Schooling for Troubled Kids, from the Libertarian Tradition
The Freeman has an interesting account of a specialized school for troubled teens called "Freedom Mountain Academy," written by Ross Benes.
While the story doesn't stress this, the school's operator Kevin Cullinane started as a chosen successor to early libertarian guru Robert LeFevre who ran the mid-60s all-libertarian Freedom School, later known as Rampart College. (LeFevre's story is told in my book Radicals for Capitalism.)
You might or might not agree with the specific tenets and techniques of the school. They involve:
students start with few privileges but gain more and more as they demonstrate commitment and personal responsibility. That little twist from entitlement and punishment to earning and reinforcement rekindles motivation in FMA's students.
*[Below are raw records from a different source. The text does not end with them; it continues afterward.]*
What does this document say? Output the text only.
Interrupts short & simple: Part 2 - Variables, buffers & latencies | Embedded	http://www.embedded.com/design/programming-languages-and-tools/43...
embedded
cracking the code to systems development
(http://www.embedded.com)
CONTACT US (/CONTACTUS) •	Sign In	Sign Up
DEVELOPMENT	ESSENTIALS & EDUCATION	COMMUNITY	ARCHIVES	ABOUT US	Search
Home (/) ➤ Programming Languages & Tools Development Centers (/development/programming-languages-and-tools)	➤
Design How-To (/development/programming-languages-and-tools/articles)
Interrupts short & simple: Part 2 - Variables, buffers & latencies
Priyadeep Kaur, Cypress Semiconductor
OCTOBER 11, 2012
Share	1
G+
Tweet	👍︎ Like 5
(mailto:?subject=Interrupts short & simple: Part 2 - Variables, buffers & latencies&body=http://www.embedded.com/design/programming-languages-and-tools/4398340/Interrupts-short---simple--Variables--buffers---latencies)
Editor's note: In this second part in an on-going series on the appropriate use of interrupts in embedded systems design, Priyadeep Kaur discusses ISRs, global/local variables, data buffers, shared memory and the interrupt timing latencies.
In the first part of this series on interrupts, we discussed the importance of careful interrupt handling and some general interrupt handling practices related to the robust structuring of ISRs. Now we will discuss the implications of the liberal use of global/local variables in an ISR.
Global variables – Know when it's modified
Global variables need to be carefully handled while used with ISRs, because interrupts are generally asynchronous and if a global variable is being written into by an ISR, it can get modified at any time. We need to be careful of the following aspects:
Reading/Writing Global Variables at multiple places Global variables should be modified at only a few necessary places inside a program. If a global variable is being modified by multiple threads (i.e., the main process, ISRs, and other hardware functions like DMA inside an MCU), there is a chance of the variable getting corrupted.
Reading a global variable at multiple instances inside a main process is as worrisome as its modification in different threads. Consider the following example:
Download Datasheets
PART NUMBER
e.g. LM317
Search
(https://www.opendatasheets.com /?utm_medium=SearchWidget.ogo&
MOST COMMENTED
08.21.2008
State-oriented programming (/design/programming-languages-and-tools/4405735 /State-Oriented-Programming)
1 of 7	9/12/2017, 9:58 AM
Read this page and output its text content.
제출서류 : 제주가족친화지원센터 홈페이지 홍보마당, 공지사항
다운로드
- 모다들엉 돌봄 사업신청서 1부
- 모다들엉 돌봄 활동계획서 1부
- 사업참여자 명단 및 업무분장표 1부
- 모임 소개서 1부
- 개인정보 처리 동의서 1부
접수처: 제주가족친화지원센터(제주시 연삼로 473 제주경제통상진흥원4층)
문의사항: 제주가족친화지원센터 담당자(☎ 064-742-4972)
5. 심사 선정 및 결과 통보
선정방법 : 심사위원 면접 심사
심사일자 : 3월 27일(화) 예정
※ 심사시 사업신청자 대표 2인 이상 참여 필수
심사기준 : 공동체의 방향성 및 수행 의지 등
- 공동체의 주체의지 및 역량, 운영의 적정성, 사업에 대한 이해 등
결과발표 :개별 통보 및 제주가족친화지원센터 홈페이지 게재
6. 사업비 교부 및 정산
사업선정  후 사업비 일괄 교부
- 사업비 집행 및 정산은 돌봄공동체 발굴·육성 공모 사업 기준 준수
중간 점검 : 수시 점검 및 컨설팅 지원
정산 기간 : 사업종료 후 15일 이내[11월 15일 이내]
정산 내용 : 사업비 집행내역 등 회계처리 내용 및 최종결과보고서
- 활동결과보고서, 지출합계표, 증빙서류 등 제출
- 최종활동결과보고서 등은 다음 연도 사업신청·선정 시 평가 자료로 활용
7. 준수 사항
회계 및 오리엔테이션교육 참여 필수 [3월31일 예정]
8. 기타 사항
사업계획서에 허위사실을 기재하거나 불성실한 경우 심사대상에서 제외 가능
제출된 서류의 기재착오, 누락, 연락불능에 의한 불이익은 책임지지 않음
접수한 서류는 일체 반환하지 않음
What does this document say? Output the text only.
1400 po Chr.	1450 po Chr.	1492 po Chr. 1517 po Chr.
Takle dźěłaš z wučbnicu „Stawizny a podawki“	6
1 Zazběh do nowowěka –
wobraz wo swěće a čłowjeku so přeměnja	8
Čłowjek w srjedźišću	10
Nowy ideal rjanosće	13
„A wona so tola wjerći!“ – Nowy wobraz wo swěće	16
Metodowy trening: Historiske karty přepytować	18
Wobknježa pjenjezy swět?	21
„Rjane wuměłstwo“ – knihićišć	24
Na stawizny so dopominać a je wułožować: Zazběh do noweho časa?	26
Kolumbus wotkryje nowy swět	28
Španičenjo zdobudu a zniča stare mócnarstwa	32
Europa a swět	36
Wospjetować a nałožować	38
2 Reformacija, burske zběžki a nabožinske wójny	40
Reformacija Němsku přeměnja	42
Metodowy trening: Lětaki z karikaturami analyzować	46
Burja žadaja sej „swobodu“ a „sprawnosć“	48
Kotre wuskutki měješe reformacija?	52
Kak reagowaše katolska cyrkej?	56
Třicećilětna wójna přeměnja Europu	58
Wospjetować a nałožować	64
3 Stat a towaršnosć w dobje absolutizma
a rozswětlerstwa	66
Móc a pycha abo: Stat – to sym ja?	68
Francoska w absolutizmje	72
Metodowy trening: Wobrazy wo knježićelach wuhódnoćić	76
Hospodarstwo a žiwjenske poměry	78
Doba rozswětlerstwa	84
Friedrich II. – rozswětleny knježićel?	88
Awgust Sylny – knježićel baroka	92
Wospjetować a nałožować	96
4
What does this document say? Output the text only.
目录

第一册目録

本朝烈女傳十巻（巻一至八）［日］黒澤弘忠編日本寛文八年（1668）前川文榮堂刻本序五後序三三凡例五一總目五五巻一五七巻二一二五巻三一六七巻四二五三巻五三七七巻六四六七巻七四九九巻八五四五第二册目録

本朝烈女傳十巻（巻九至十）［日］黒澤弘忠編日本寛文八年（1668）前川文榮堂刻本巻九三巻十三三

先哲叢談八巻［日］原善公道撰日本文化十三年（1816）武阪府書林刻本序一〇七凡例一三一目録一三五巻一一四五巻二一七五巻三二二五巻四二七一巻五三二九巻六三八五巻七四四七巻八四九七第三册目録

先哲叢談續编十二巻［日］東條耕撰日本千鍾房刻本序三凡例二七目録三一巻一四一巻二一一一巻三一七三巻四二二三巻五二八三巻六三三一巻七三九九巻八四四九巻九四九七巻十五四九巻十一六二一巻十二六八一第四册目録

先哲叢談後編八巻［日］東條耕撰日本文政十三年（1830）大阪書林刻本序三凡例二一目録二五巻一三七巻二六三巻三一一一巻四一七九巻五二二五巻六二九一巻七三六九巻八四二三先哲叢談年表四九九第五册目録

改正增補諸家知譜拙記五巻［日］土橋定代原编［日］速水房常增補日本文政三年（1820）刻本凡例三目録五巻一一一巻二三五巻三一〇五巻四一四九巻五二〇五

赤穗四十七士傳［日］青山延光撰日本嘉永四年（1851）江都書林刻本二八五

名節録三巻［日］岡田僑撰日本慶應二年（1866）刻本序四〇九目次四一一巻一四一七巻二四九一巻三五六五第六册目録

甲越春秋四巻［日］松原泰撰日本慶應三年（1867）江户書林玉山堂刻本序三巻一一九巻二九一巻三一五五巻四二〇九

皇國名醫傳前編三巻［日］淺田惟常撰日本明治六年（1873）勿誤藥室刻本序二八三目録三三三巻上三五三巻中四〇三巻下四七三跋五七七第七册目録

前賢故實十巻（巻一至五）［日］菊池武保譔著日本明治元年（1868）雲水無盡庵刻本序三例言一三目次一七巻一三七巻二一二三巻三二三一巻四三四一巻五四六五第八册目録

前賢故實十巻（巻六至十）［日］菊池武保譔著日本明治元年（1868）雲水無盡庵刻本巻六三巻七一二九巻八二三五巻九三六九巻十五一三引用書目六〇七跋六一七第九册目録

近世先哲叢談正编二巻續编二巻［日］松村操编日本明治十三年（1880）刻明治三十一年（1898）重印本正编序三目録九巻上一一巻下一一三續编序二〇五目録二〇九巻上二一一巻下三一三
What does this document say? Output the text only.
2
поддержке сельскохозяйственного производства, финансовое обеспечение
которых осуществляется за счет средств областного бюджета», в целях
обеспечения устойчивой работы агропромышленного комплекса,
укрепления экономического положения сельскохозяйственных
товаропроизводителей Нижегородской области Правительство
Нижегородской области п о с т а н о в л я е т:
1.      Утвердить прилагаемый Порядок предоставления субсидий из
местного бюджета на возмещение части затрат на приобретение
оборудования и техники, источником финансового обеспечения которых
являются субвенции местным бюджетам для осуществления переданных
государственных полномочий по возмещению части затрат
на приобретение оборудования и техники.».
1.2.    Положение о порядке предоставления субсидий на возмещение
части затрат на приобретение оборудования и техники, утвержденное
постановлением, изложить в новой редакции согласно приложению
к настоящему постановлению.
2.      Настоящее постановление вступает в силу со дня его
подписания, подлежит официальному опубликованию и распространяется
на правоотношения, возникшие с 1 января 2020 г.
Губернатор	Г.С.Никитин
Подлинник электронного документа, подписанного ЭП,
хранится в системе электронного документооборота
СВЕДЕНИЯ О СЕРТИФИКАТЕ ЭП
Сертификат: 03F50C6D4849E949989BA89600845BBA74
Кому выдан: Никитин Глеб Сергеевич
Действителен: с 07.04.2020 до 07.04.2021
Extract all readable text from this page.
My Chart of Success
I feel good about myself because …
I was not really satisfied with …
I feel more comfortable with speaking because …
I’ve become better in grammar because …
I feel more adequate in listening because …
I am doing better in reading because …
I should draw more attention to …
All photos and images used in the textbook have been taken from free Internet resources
The curriculum reinforces this approach by rewarding students' efforts….When students first arrive, they forfeit their electronic devices….
The first book they read is Viktor Frankl's Man's Search for Meaning, which chronicles Frankl's struggle to find purpose in his life as an Auschwitz prisoner. Students discuss the book's theme of suffering and how it relates to their own feelings. At this point they go on their first expedition into the wilderness, where they live off the land for 10 days, learning to work with and rely on one another.
"When you're out in the wilderness you really can see how we're all connected to each other," said former FMA student Travis Ackerman. "They teach you how to grow up and take care of yourself. They don't just teach you to memorize facts but they push you to think of new ways to solve problems," he said…..
The level of regimentation they put the kids through isn't something I'd be comfortable with, but then again I don't have "troubled kids" (or any). The students also work on the farm connected to the school, which provides most of their own food. The article gives at least some anecdotal evidence that the structure helps some kids who needed self-discipline.
The quality of the education itself is libertarian-flavored, even if the relationship between the school and its students is not:
"We don't teach political history," Kevin Cullinane said. "Instead we teach the history of human progress…."
"The classes don't just teach you what a public school would teach you. He teaches the truth about things the government might conceal," [one student] said, noting that class discussions about the Waco siege and the confrontation in Ruby Ridge, Idaho, opened up her mind. But rather than just take his word for it, Mr. Kevin instructs students to do their own research, she said.
Benes draws the lesson that, whether or not the FMA methods are good for everyone, its existence is:
an example of how independent philosophies can be more effective in helping troubled young people than any uniform system or standardized regime. If Cullinane had to follow rules from a higher district or board, he would not have been able to create his unique program. And his students would likely not have found a program that worked for them.